Wednesday, October 12, 2011

Problem solving

Introduction:  Couldn't find an image of fog on a street?  Arad to Bucharest?  This example is straight out of the text.  It would be better to give a different example, so the student can see two examples instead of the same one twice.

What is a problem:  text getting a little cramped there.  How is this better than a power point slide?

Tree Search:  There are numbers on the edges, we know they are distances, so why are the lengths just # of hops?  Needs more discussion, especially with breadth first search-  You say it's shortest first, but in the algorithm you ignore the path cost- why?.  Wait, did we just re-write the tree search algorithm on the page to make it more cramped?  "The reason we keep track of the explored state..."  we just covered that and you argued that in tree search it is a natural way of looking at the problem to allow duplicates, but now you're saying we prune them out?  Which is it?

Graph Search: This whole transition from tree to graph was really awkward. 

Say wouldn't it be great if I could see the code as you walk through the algorithm? Also would be helpful when I'm trying to answer the quiz questions.  Still haven't discussed the difference between path length and path cost.

Is unit 11 broken?  I can only play half of it.

Is he playing with candy wrappers? 

Uniform cost: woah he just totally missed the discussion of whether to add Oradea from Sibiu.
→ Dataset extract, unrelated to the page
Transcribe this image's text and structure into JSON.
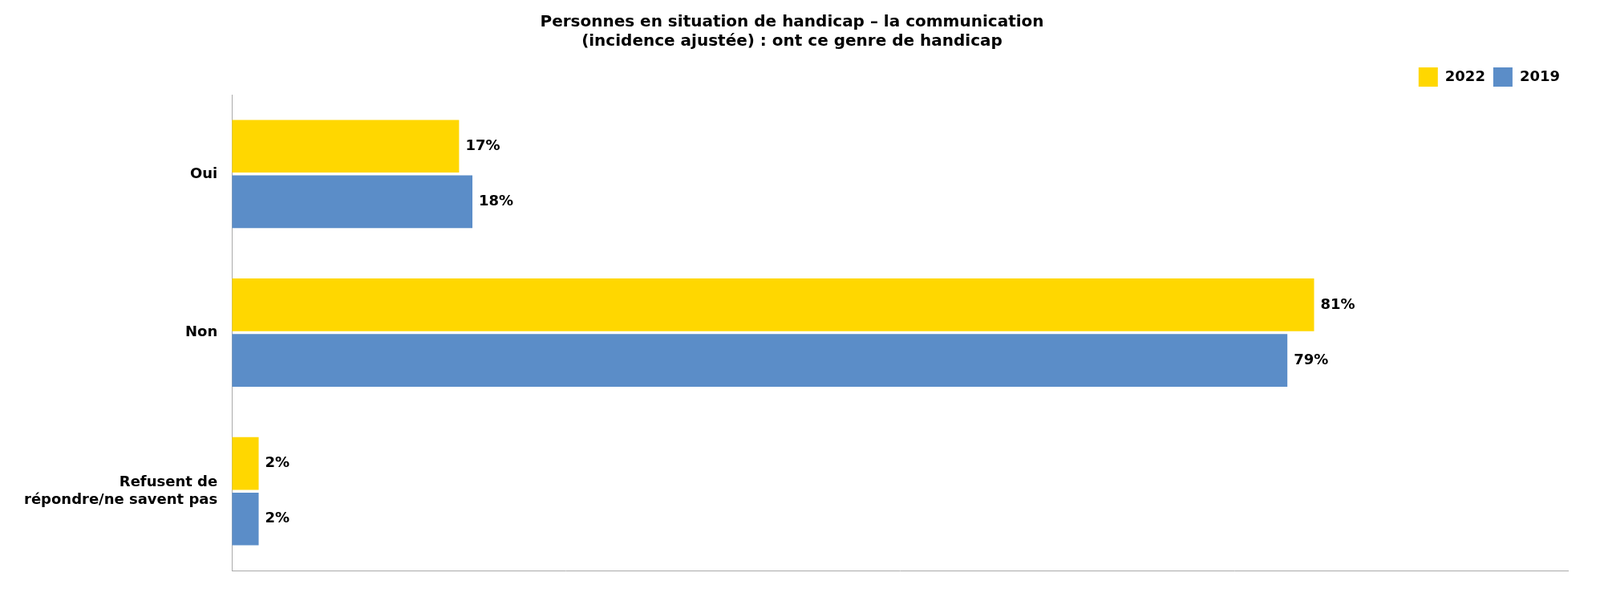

That's important.  Omitting it is a flat out error.

Search Comparison:  He said I was supposed to fill in the numbers of node expansion order, but I never got a chance to do so.  Wait, we're looking at the node expansion order of DFS w/o first looking at what the algorithm is?

More on Uniform Cost:  I like this.  The topological map model of how the search expands was a nice explanation for greedy best first search.
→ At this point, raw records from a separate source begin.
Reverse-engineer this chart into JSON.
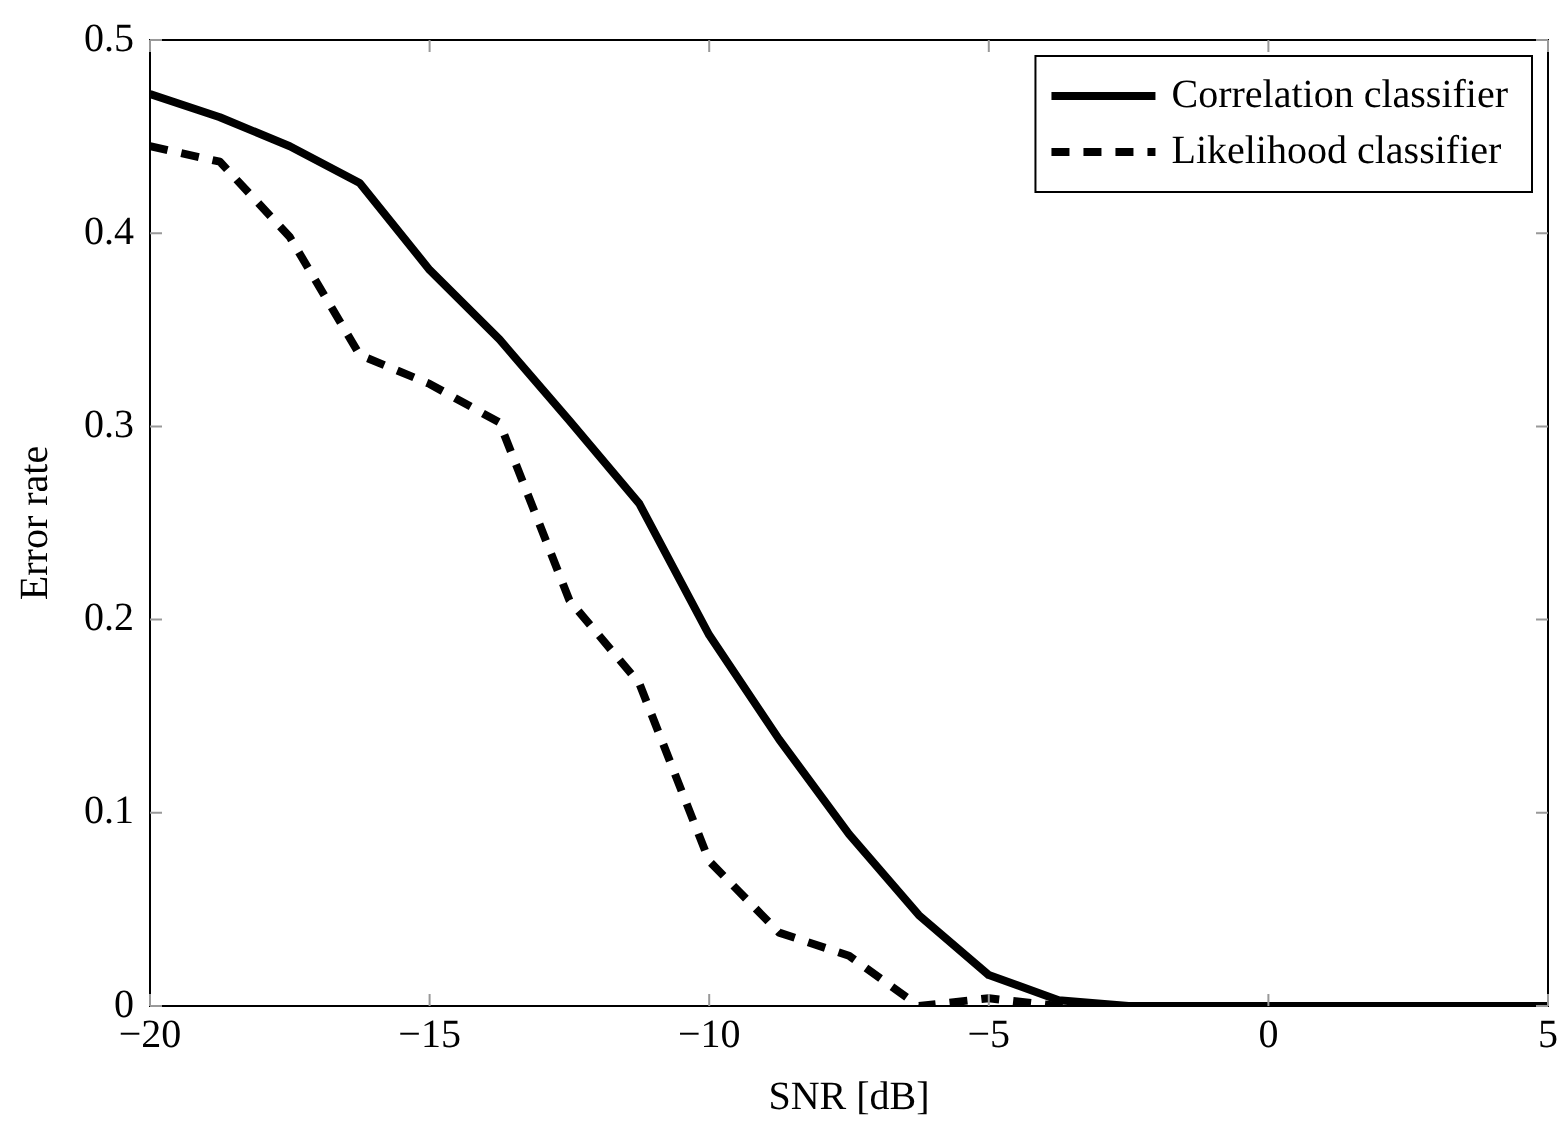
{
  "chart_data": {
    "type": "line",
    "xlabel": "SNR [dB]",
    "ylabel": "Error rate",
    "x": [
      -20,
      -18.75,
      -17.5,
      -16.25,
      -15,
      -13.75,
      -12.5,
      -11.25,
      -10,
      -8.75,
      -7.5,
      -6.25,
      -5,
      -3.75,
      -2.5,
      -1.25,
      0,
      1.25,
      2.5,
      3.75,
      5
    ],
    "series": [
      {
        "name": "Correlation classifier",
        "color": "#000000",
        "line_style": "solid",
        "values": [
          0.472,
          0.46,
          0.445,
          0.426,
          0.381,
          0.345,
          0.303,
          0.26,
          0.192,
          0.138,
          0.089,
          0.047,
          0.016,
          0.003,
          0,
          0,
          0,
          0,
          0,
          0,
          0
        ]
      },
      {
        "name": "Likelihood classifier",
        "color": "#000000",
        "line_style": "dashed",
        "values": [
          0.445,
          0.437,
          0.398,
          0.337,
          0.322,
          0.302,
          0.21,
          0.167,
          0.075,
          0.038,
          0.026,
          0,
          0.004,
          0,
          0,
          0,
          0,
          0,
          0,
          0,
          0
        ]
      }
    ],
    "xlim": [
      -20,
      5
    ],
    "xticks": [
      {
        "value": -20,
        "label": "−20"
      },
      {
        "value": -15,
        "label": "−15"
      },
      {
        "value": -10,
        "label": "−10"
      },
      {
        "value": -5,
        "label": "−5"
      },
      0,
      5
    ],
    "ylim": [
      0,
      0.5
    ],
    "yticks": [
      0,
      0.1,
      0.2,
      0.3,
      0.4,
      0.5
    ],
    "grid": false,
    "legend": "top right",
    "marker": "none"
  }
}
A*: no proof of optimality, just a hand wave?  Ooops, I made an arithmetic error on the quiz :-(

Peter needs a better 15 puzzle toy.  Those tiles don't move very well.

So, how would you relax the problem in the path finding problem?  how could the program get those numbers?  The argument that we can automatically generate heuristics only works in the sliding tile puzzle.


  1. It feels like you are being overly critical. What's your goal here? Since it's certainly not constructive.

    "Peter needs a better 15 puzzle toy"

    I mean, seriously, why don't you just insult his haircut and call his mother a whore and be done with it?

  2. I agree ... give them a chance. Yes, the questions are ambiguous, but perhaps they'll listen and clarify more in future, perhaps with some kind of formal spec for each question. Your blog is good, and voices the frustrations many people have ... cheers.

  3. It seems to me the whole point of this blog is to be harshly critical. Obviously staying as professional / constructive as possible is the ideal, but there is no necessity for it. We all know and accept that we haven't paid anything to have access to this class and that we are guinea pigs for a new thing, but time is money and we expect a certain standard from Stanford and the highly acclaimed professors. Speaking out, sometimes vehemently is the best way to promote improvement.

    I'm glad I'm not the only one who was wondering about the candy wrapper sound.

    As someone who has already taken this course with this text, I've found the explanations, teaching, and especially in video quizzing pretty weak. But I'm hopeful for improvements as they get a hang of things.

  4. Yes, it's true, this is free, but our time has a cost too, we are investing our time (and hence money) in this course because it was promoted by a prestigious university like Stanford.

    And please, we shouldn't be so ingenuous, this course is not free just for charity, do you really think Stanford is not befited from this? is a huge promotion for them, even the teachers are selling thousands of books thanks to this course.
    And it's nothing wrong with that, but at least please raise the level !

    Even more, this could be very counter productive for them if they continue in this way, I wouldn't pay a lot of money for studing in Stanford with classes like these.
    In my country the education is public and free, and even here we have a higher level.

    Anyway, I agree that you (the author of this blog) should put your corrections, don't make it only critical.

  5. Hi I'm doing this curse to learn a lot of things and like you I've got some points I'm not comfortable with but in general I think it's great to get knowledsge for deeper investigation. But probably you can produce such a course too. Or post a recording of your lessons on youtube. Probably your students and of course the whole world will profit from it. If you're doing so, please give me a mail, I'm very interested.

    Thanks a lot for your comments and keep blogging, but a little less critical and a bit more constructive.

  6. The point of this blog is to truly live-blog the videos. I just write what I'm thinking as I watch. My comments have been overwhelmingly negative because I have been greatly disappointed. I am disinclined to cut them much slack for the following reasons:

    1) These are very smart, very experienced people with world-wide reputations, one of whom (Peter Norvig) has demonstrated that he can generate careful and clear instruction in several books.

    2) They and Stanford played the PR of this out as much as they possibly could. By doing so, they asked for careful scrutiny.

    3) This really is an opportunity to try a novel educational model that only a few have the resources for. They have an obligation to do the best job possible.

    I will however endeavor to be more constructive as well.